Vale reproduzir as afirmações do filósofo francês Jacques Rancière: "Essas elites naturais estão representadas por uma classe política que se autorreproduz pelo sistema eleitoral e que trabalha em simbiose com o poder financeiro. (...) O sistema eleitoral majoritário favorece que a representação parlamentar seja apropriada por dois blocos que governam em alternância e que praticam, em essência, a mesma política. Isso faz com que os blocos de esquerda e de direita, que disputavam o poder, tenham programas cada vez mais indiscerníveis."
Por que a rejeição ao PT, e a Lula particularmente, é tão alta, mais alta que a preferência? São questões que deveriam estar sendo discutidas. Se grande parte dos especialistas se recusa a levantá-las e levá-las para a sociedade, seguramente a história não tardará em cobrar seu preço. Já vimos esse filme mais de uma vez, e nunca aprendemos.

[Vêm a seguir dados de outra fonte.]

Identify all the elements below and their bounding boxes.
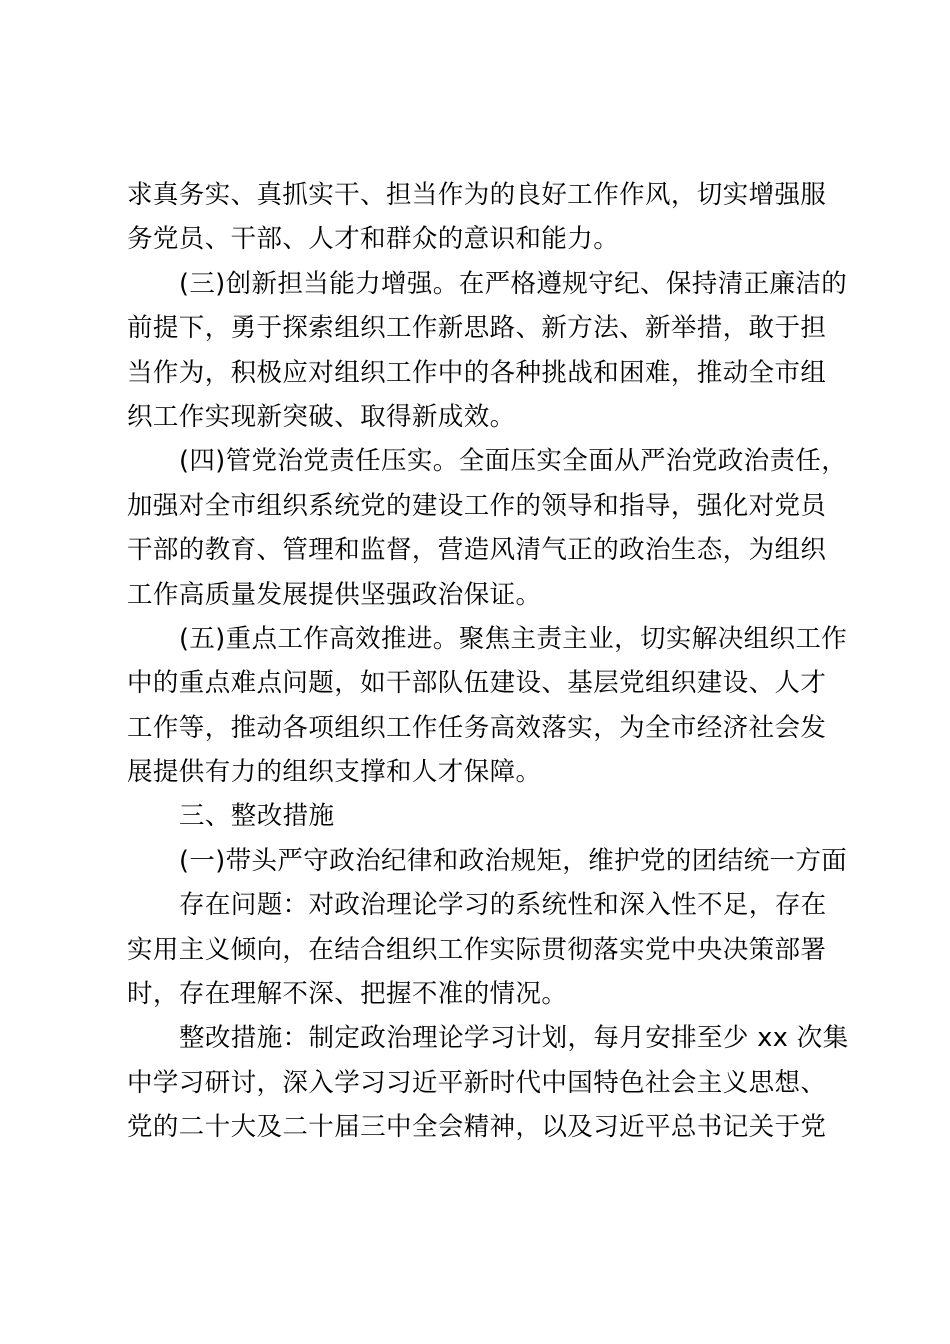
text-line: 工作高质量发展提供坚强政治保证。 xyxy=(127,579,542,610)
text-line: 加强对全市组织系统党的建设工作的领导和指导，强化对党员 xyxy=(127,490,827,521)
text-line: (三)创新担当能力增强。在严格遵规守纪、保持清正廉洁的 xyxy=(179,268,848,299)
text-line: 整改措施：制定政治理论学习计划，每月安排至少 xx 次集 xyxy=(179,1023,849,1054)
text-line: 中学习研讨，深入学习习近平新时代中国特色社会主义思想、 xyxy=(127,1067,827,1098)
text-line: 织工作实现新突破、取得新成效。 xyxy=(127,401,516,432)
text-line: 展提供有力的组织支撑和人才保障。 xyxy=(127,757,542,788)
text-line: 存在问题：对政治理论学习的系统性和深入性不足，存在 xyxy=(179,890,827,921)
text-line: 当作为，积极应对组织工作中的各种挑战和困难，推动全市组 xyxy=(127,357,827,388)
subsection-heading: (一)带头严守政治纪律和政治规矩，维护党的团结统一方面 xyxy=(179,845,848,876)
text-line: 党的二十大及二十届三中全会精神，以及习近平总书记关于党 xyxy=(127,1112,827,1143)
text-line: 干部的教育、管理和监督，营造风清气正的政治生态，为组织 xyxy=(127,535,827,566)
text-line: (五)重点工作高效推进。聚焦主责主业，切实解决组织工作 xyxy=(179,623,848,654)
text-line: 实用主义倾向，在结合组织工作实际贯彻落实党中央决策部署 xyxy=(127,934,827,965)
document-body xyxy=(127,173,847,1150)
text-line: 时，存在理解不深、把握不准的情况。 xyxy=(127,979,568,1010)
text-line: 求真务实、真抓实干、担当作为的良好工作作风，切实增强服 xyxy=(127,180,827,210)
text-line: 务党员、干部、人才和群众的意识和能力。 xyxy=(127,224,620,255)
text-line: 中的重点难点问题，如干部队伍建设、基层党组织建设、人才 xyxy=(127,668,827,699)
text-line: 工作等，推动各项组织工作任务高效落实，为全市经济社会发 xyxy=(127,712,827,743)
section-heading: 三、整改措施 xyxy=(179,801,335,832)
text-line: 前提下，勇于探索组织工作新思路、新方法、新举措，敢于担 xyxy=(127,313,827,344)
text-line: (四)管党治党责任压实。全面压实全面从严治党政治责任， xyxy=(179,446,848,477)
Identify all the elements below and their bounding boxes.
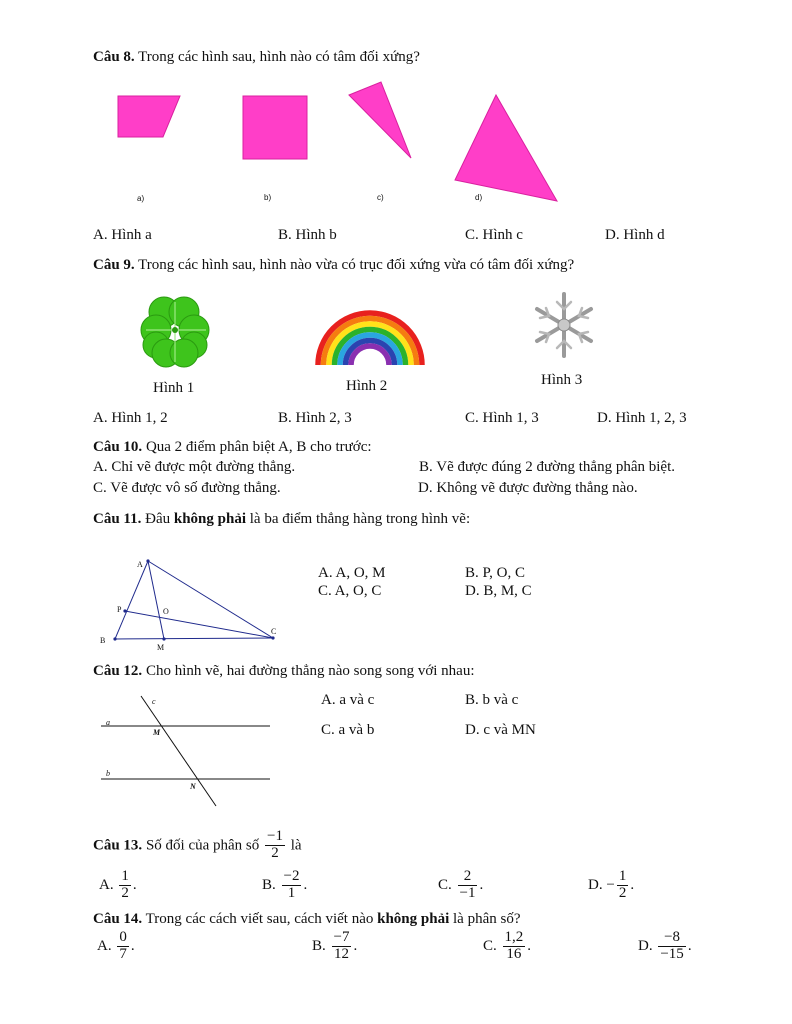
q12-option-a[interactable]: A. a và c [321, 692, 375, 708]
q12-option-b[interactable]: B. b và c [465, 692, 519, 708]
option-letter: D. [638, 937, 653, 954]
q9-caption-2: Hình 2 [346, 378, 388, 394]
q9-caption-1: Hình 1 [153, 380, 195, 396]
option-letter: C. [438, 876, 452, 893]
line-label-b: b [106, 769, 110, 778]
fraction-denominator: 1 [287, 884, 296, 901]
q8-option-c[interactable]: C. Hình c [465, 227, 523, 243]
option-letter: D. [588, 876, 603, 893]
q10-option-c[interactable]: C. Vẽ được vô số đường thẳng. [93, 480, 281, 496]
question-8-number: Câu 8. [93, 49, 135, 65]
question-10-text: Qua 2 điểm phân biệt A, B cho trước: [142, 439, 372, 455]
q10-option-a[interactable]: A. Chỉ vẽ được một đường thẳng. [93, 459, 296, 475]
question-9-text: Trong các hình sau, hình nào vừa có trục đối xứng vừa có tâm đối xứng? [134, 257, 575, 273]
point-label-m2: M [153, 728, 161, 737]
question-14-text-bold: không phải [377, 911, 450, 927]
q12-option-c[interactable]: C. a và b [321, 722, 375, 738]
option-fraction [503, 930, 526, 963]
question-14-text-post: là phân số? [449, 911, 521, 927]
line-label-c: c [152, 697, 156, 706]
point-label-a: A [137, 560, 143, 569]
option-letter: C. [483, 937, 497, 954]
fraction-denominator: 2 [618, 884, 627, 901]
question-9-number: Câu 9. [93, 257, 135, 273]
question-11-text-post: là ba điểm thẳng hàng trong hình vẽ: [246, 511, 471, 527]
point-label-n: N [190, 782, 196, 791]
point-label-m: M [157, 643, 165, 652]
q8-option-a[interactable]: A. Hình a [93, 227, 152, 243]
option-fraction [458, 869, 478, 902]
option-letter: A. [97, 937, 112, 954]
question-13-number: Câu 13. [93, 837, 143, 854]
point-label-p: P [117, 605, 122, 614]
fraction-denominator: −1 [459, 884, 476, 901]
option-letter: A. [99, 876, 114, 893]
q13-option-a[interactable]: A. $\frac{1}{2}$ . [99, 868, 137, 901]
point-label-o: O [163, 607, 169, 616]
option-letter: B. [262, 876, 276, 893]
fraction-numerator: 1,2 [504, 929, 524, 945]
q8-option-b[interactable]: B. Hình b [278, 227, 337, 243]
question-14-stem [93, 911, 520, 928]
q11-option-b[interactable]: B. P, O, C [465, 565, 526, 581]
fraction-denominator: 16 [506, 945, 522, 962]
q9-option-d[interactable]: D. Hình 1, 2, 3 [597, 410, 687, 426]
caption-d: d) [475, 193, 483, 202]
question-10-number: Câu 10. [93, 439, 143, 455]
q14-option-c[interactable]: C. $\frac{1,2}{16}$ . [483, 929, 532, 962]
line-label-a: a [106, 718, 110, 727]
question-13-fraction [265, 829, 285, 862]
fraction-denominator: 12 [334, 945, 349, 962]
point-label-c: C [271, 627, 277, 636]
question-13-text-post: là [290, 837, 302, 854]
question-14-number: Câu 14. [93, 911, 143, 927]
point-label-b: B [100, 636, 106, 645]
fraction-numerator: −7 [333, 929, 350, 945]
q13-option-d[interactable]: D. − $\frac{1}{2}$ . [588, 868, 635, 901]
q11-option-d[interactable]: D. B, M, C [465, 583, 532, 599]
fraction-numerator: −8 [658, 930, 685, 947]
question-11-number: Câu 11. [93, 511, 142, 527]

Quando falou-se em autocrítica do PT em dezembro de 2018, a presidente do partido Gleisi Hoffmann respondeu que isso não seria feito para não dar "armas ao inimigo". O peessedebista Alckmin era, como sempre foi, um desses inimigos mencionados pela cúpula petista há exatos quatro anos, tendo o ex-líder tucano ("tucanalha" como chamado pelos petistas até antes de ontem) também liderado o golpe contra a ex-presidente Dilma Rousseff em 2016.
Pois a campanha eleitoral de 2022 veio, com ela certa rejeição a Bolsonaro proporcionando vitória eleitoral ao PT, o partido não faz autocrítica nem dá mostras de que a fará, e muito pelo contrário: se tudo não bastasse, o novo companheiro Alckmin é vice-presidente na chapa petista. "Alckmin não é inimigo", justificou, logo após a escolha da chapa presidencial, a mesma Gleisi.
O PT precisa levar o Brasil a sério, e parar de jogar palavras ao vento. Em epítome, o Brasil precisa de política séria, não de troca de partido no poder.